Friday, May 17, 2013

PREGNANCY BRAIN

This little blog of mine has decided to turn into a pregnancy specific blog. I'm sorry if you are not into that, but that's all I think about. And when I'm not thinking about my baby/pregnancy, I think its just dead air in between my ears.  I have become the biggest space cadet. Some people think that pregnancy brain is all in the head...pun intended...but its not. It's a real thing. If you don't believe me ask my husband and co-workers. Pre-pregnancy I was a little nuts, but fully functioning. But now I'm a full blown crazy.  I like to contribute it to a couple of things; lack of sleep, my anxiety about where my next meal is coming from, and the dreaded to-do list. Everyday I try to make a list of things that I would like to achieve. I usually cross off 2 maybe 3 on a good day, and they are usually the ones that revolve around food.
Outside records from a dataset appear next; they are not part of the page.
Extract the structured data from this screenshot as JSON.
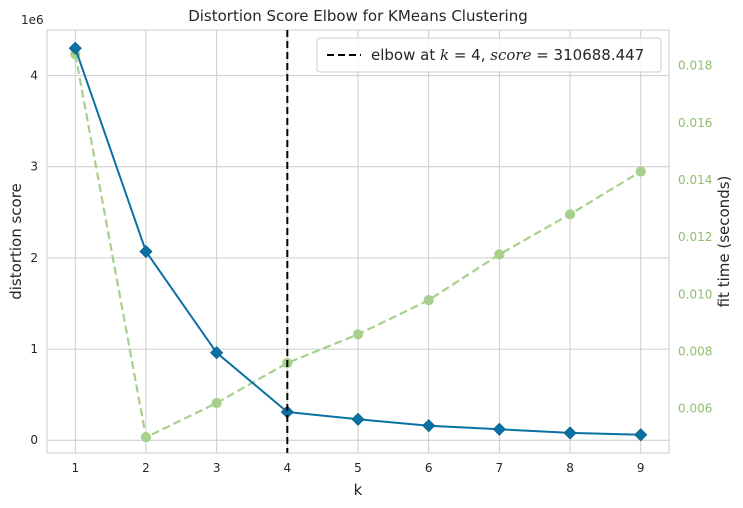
{
  "chart_data": {
    "type": "line",
    "title": "Distortion Score Elbow for KMeans Clustering",
    "xlabel": "k",
    "ylabel": "distortion score",
    "ylabel_right": "fit time (seconds)",
    "y_offset_label": "1e6",
    "x": [
      1,
      2,
      3,
      4,
      5,
      6,
      7,
      8,
      9
    ],
    "xlim": [
      0.6,
      9.4
    ],
    "ylim": [
      -0.14,
      4.5
    ],
    "ylim_right": [
      0.00445,
      0.01925
    ],
    "yticks": [
      0,
      1,
      2,
      3,
      4
    ],
    "yticks_right": [
      "0.006",
      "0.008",
      "0.010",
      "0.012",
      "0.014",
      "0.016",
      "0.018"
    ],
    "grid": true,
    "legend_placement": "top-right",
    "series": [
      {
        "axis": "left",
        "style": "solid",
        "marker": "diamond",
        "color": "#0a71a3",
        "values": [
          4.3,
          2.07,
          0.96,
          0.31,
          0.23,
          0.16,
          0.12,
          0.08,
          0.06
        ]
      },
      {
        "axis": "right",
        "style": "dashed",
        "marker": "circle",
        "color": "#a8d08d",
        "values": [
          0.0184,
          0.005,
          0.0062,
          0.0076,
          0.0086,
          0.0098,
          0.0114,
          0.0128,
          0.0143
        ]
      }
    ],
    "elbow": {
      "k": 4,
      "score": "310688.447",
      "legend_prefix": "elbow at ",
      "legend_k": "k",
      "legend_eq_k": " = 4, ",
      "legend_score_name": "score",
      "legend_eq_score": " = 310688.447",
      "color": "#000000"
    },
    "colors": {
      "right_axis": "#8fbe6d",
      "grid": "#cccccc",
      "frame": "#cccccc"
    }
  }
}
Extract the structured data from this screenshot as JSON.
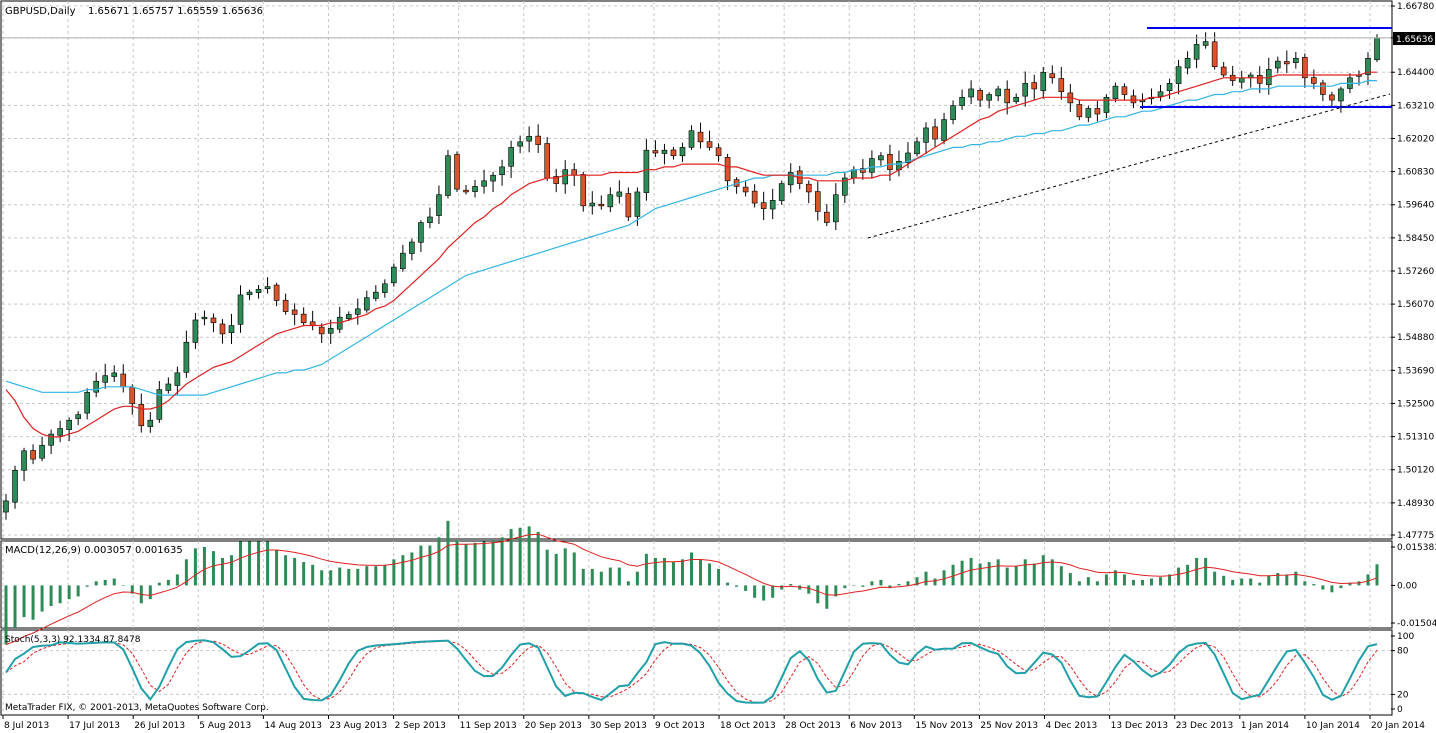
{
  "header": {
    "symbol_label": "GBPUSD,Daily",
    "ohlc_label": "1.65671 1.65757 1.65559 1.65636",
    "current_price_label": "1.65636"
  },
  "footer": {
    "copyright": "MetaTrader FIX, © 2001-2013, MetaQuotes Software Corp."
  },
  "colors": {
    "bull": "#2e8b57",
    "bear": "#d9532b",
    "ma_fast": "#e02020",
    "ma_slow": "#33b5e5",
    "channel": "#0000ee",
    "grid": "#c8c8c8",
    "stoch_main": "#20a0a8",
    "stoch_signal": "#e02020"
  },
  "chart_data": [
    {
      "type": "candlestick",
      "title": "GBPUSD,Daily",
      "y_ticks": [
        "1.66780",
        "1.65636",
        "1.64400",
        "1.63210",
        "1.62020",
        "1.60830",
        "1.59640",
        "1.58450",
        "1.57260",
        "1.56070",
        "1.54880",
        "1.53690",
        "1.52500",
        "1.51310",
        "1.50120",
        "1.48930",
        "1.47775"
      ],
      "ylim": [
        1.47775,
        1.6678
      ],
      "x_ticks": [
        "8 Jul 2013",
        "17 Jul 2013",
        "26 Jul 2013",
        "5 Aug 2013",
        "14 Aug 2013",
        "23 Aug 2013",
        "2 Sep 2013",
        "11 Sep 2013",
        "20 Sep 2013",
        "30 Sep 2013",
        "9 Oct 2013",
        "18 Oct 2013",
        "28 Oct 2013",
        "6 Nov 2013",
        "15 Nov 2013",
        "25 Nov 2013",
        "4 Dec 2013",
        "13 Dec 2013",
        "23 Dec 2013",
        "1 Jan 2014",
        "10 Jan 2014",
        "20 Jan 2014"
      ],
      "close": [
        1.49,
        1.501,
        1.508,
        1.505,
        1.51,
        1.514,
        1.516,
        1.519,
        1.521,
        1.529,
        1.533,
        1.535,
        1.536,
        1.531,
        1.525,
        1.517,
        1.519,
        1.53,
        1.532,
        1.536,
        1.547,
        1.555,
        1.556,
        1.554,
        1.55,
        1.553,
        1.564,
        1.565,
        1.566,
        1.567,
        1.562,
        1.558,
        1.557,
        1.554,
        1.553,
        1.55,
        1.552,
        1.556,
        1.557,
        1.559,
        1.563,
        1.565,
        1.568,
        1.574,
        1.579,
        1.583,
        1.59,
        1.592,
        1.6,
        1.614,
        1.602,
        1.601,
        1.603,
        1.605,
        1.607,
        1.61,
        1.617,
        1.619,
        1.621,
        1.618,
        1.606,
        1.604,
        1.609,
        1.607,
        1.596,
        1.597,
        1.596,
        1.6,
        1.601,
        1.592,
        1.601,
        1.616,
        1.615,
        1.616,
        1.614,
        1.617,
        1.623,
        1.619,
        1.617,
        1.614,
        1.605,
        1.603,
        1.601,
        1.597,
        1.595,
        1.598,
        1.604,
        1.608,
        1.604,
        1.601,
        1.594,
        1.59,
        1.6,
        1.606,
        1.609,
        1.608,
        1.613,
        1.614,
        1.609,
        1.612,
        1.615,
        1.619,
        1.624,
        1.62,
        1.627,
        1.632,
        1.635,
        1.638,
        1.634,
        1.636,
        1.638,
        1.633,
        1.635,
        1.64,
        1.638,
        1.644,
        1.642,
        1.637,
        1.633,
        1.628,
        1.631,
        1.629,
        1.635,
        1.639,
        1.636,
        1.633,
        1.634,
        1.635,
        1.637,
        1.64,
        1.646,
        1.649,
        1.654,
        1.655,
        1.646,
        1.643,
        1.641,
        1.642,
        1.643,
        1.64,
        1.645,
        1.648,
        1.647,
        1.649,
        1.642,
        1.64,
        1.636,
        1.634,
        1.638,
        1.642,
        1.643,
        1.649,
        1.6564
      ],
      "ma_fast": [
        1.53,
        1.526,
        1.52,
        1.516,
        1.514,
        1.513,
        1.513,
        1.514,
        1.515,
        1.517,
        1.519,
        1.521,
        1.523,
        1.524,
        1.524,
        1.523,
        1.523,
        1.524,
        1.526,
        1.529,
        1.532,
        1.534,
        1.536,
        1.538,
        1.539,
        1.54,
        1.542,
        1.544,
        1.546,
        1.548,
        1.55,
        1.551,
        1.552,
        1.553,
        1.553,
        1.553,
        1.554,
        1.554,
        1.555,
        1.556,
        1.557,
        1.559,
        1.56,
        1.562,
        1.565,
        1.568,
        1.571,
        1.574,
        1.577,
        1.581,
        1.584,
        1.587,
        1.59,
        1.592,
        1.595,
        1.597,
        1.6,
        1.602,
        1.604,
        1.605,
        1.606,
        1.606,
        1.607,
        1.607,
        1.607,
        1.607,
        1.607,
        1.608,
        1.608,
        1.608,
        1.608,
        1.609,
        1.609,
        1.61,
        1.61,
        1.611,
        1.611,
        1.611,
        1.611,
        1.611,
        1.61,
        1.61,
        1.609,
        1.608,
        1.607,
        1.607,
        1.607,
        1.607,
        1.606,
        1.606,
        1.605,
        1.605,
        1.605,
        1.605,
        1.606,
        1.606,
        1.606,
        1.607,
        1.607,
        1.609,
        1.611,
        1.613,
        1.615,
        1.617,
        1.619,
        1.621,
        1.623,
        1.625,
        1.627,
        1.628,
        1.63,
        1.631,
        1.632,
        1.633,
        1.634,
        1.635,
        1.635,
        1.635,
        1.635,
        1.634,
        1.634,
        1.634,
        1.634,
        1.634,
        1.634,
        1.634,
        1.634,
        1.635,
        1.635,
        1.636,
        1.637,
        1.638,
        1.639,
        1.64,
        1.641,
        1.642,
        1.642,
        1.642,
        1.642,
        1.642,
        1.642,
        1.643,
        1.643,
        1.643,
        1.643,
        1.643,
        1.643,
        1.643,
        1.643,
        1.643,
        1.643,
        1.644,
        1.644
      ],
      "ma_slow": [
        1.533,
        1.532,
        1.531,
        1.53,
        1.529,
        1.529,
        1.529,
        1.529,
        1.529,
        1.53,
        1.53,
        1.531,
        1.531,
        1.531,
        1.531,
        1.53,
        1.529,
        1.528,
        1.528,
        1.528,
        1.528,
        1.528,
        1.528,
        1.529,
        1.53,
        1.531,
        1.532,
        1.533,
        1.534,
        1.535,
        1.536,
        1.536,
        1.537,
        1.537,
        1.538,
        1.539,
        1.541,
        1.543,
        1.545,
        1.547,
        1.549,
        1.551,
        1.553,
        1.555,
        1.557,
        1.559,
        1.561,
        1.563,
        1.565,
        1.567,
        1.569,
        1.571,
        1.572,
        1.573,
        1.574,
        1.575,
        1.576,
        1.577,
        1.578,
        1.579,
        1.58,
        1.581,
        1.582,
        1.583,
        1.584,
        1.585,
        1.586,
        1.587,
        1.588,
        1.589,
        1.591,
        1.593,
        1.595,
        1.596,
        1.597,
        1.598,
        1.599,
        1.6,
        1.601,
        1.602,
        1.603,
        1.604,
        1.605,
        1.606,
        1.606,
        1.607,
        1.607,
        1.607,
        1.607,
        1.607,
        1.607,
        1.607,
        1.608,
        1.608,
        1.609,
        1.609,
        1.61,
        1.61,
        1.611,
        1.611,
        1.612,
        1.613,
        1.614,
        1.615,
        1.616,
        1.617,
        1.617,
        1.618,
        1.618,
        1.619,
        1.619,
        1.62,
        1.621,
        1.621,
        1.622,
        1.622,
        1.623,
        1.623,
        1.624,
        1.625,
        1.625,
        1.626,
        1.627,
        1.628,
        1.628,
        1.629,
        1.63,
        1.63,
        1.631,
        1.632,
        1.633,
        1.634,
        1.634,
        1.635,
        1.636,
        1.636,
        1.637,
        1.637,
        1.638,
        1.638,
        1.638,
        1.639,
        1.639,
        1.639,
        1.639,
        1.639,
        1.639,
        1.639,
        1.64,
        1.64,
        1.64,
        1.641,
        1.641
      ]
    },
    {
      "type": "bar",
      "title": "MACD(12,26,9) 0.003057 0.001635",
      "y_ticks": [
        "0.015383",
        "0.00",
        "-0.015045"
      ],
      "ylim": [
        -0.015045,
        0.015383
      ]
    },
    {
      "type": "line",
      "title": "Stoch(5,3,3) 92.1334 87.8478",
      "y_ticks": [
        "100",
        "80",
        "20",
        "0"
      ],
      "ylim": [
        0,
        100
      ]
    }
  ]
}
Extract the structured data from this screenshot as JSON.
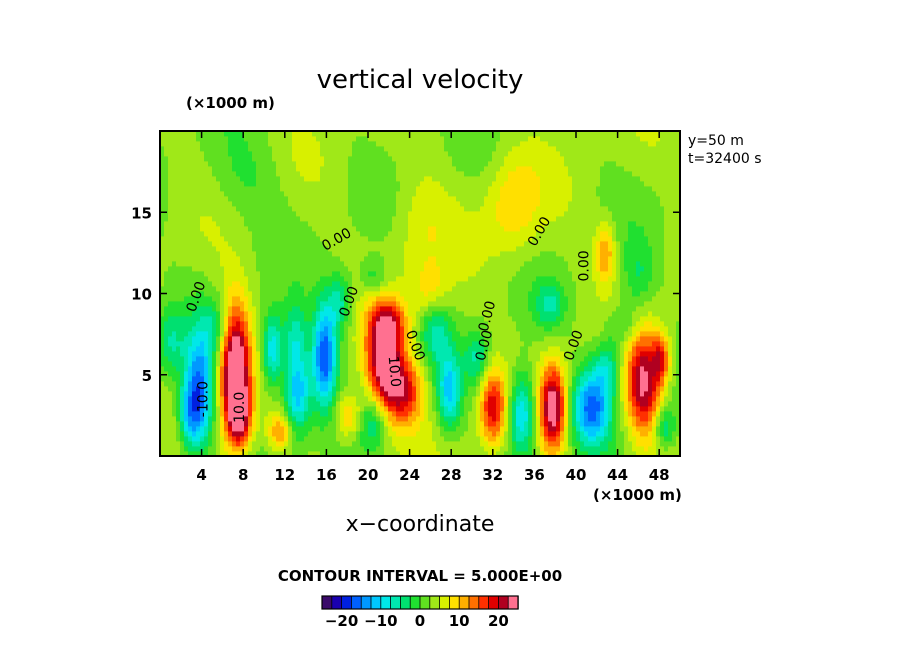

         Today's to-do list

  • Fix rock chip in windshield
  • Pick out fabric for rocking chair
  • Work on addresses for baby shower
  • Grocery shop...er....pick up take-out
  • Pick-up crib and changing table
  • Figure out how people are going to find my registry since my name is technically Maggie Diamond..not Hansen..and it can be confusing at times
  • Listen to my positive birth affirmations 1-3 times a day
  • Pick out what I am wearing for tomorrows impromptu photo shoot...and pray that it's clean
  • Tackle the random ant problem...correction...infestation.
  • Wax eyebrows
  • Research what bottles are best for breast-feeding babes
  • Take Chloe for a walk
  • Write our birth plan
  • Maybe write a blog post about my non-functioning brain
  • Worry that this is my new way of thinking and that  I'm going to have to get used to being a non-contributing idiot

All while working a full time job with an hour commute each way. Easy peesy.

So if anyone ever wonders why I leave the house keys in the door over night (thank you boogie man for not going for an easy/slow moving target), or why I leave the sink running for 5 minutes, or perhaps use the word pumpkin instead of computer...you have now been informed.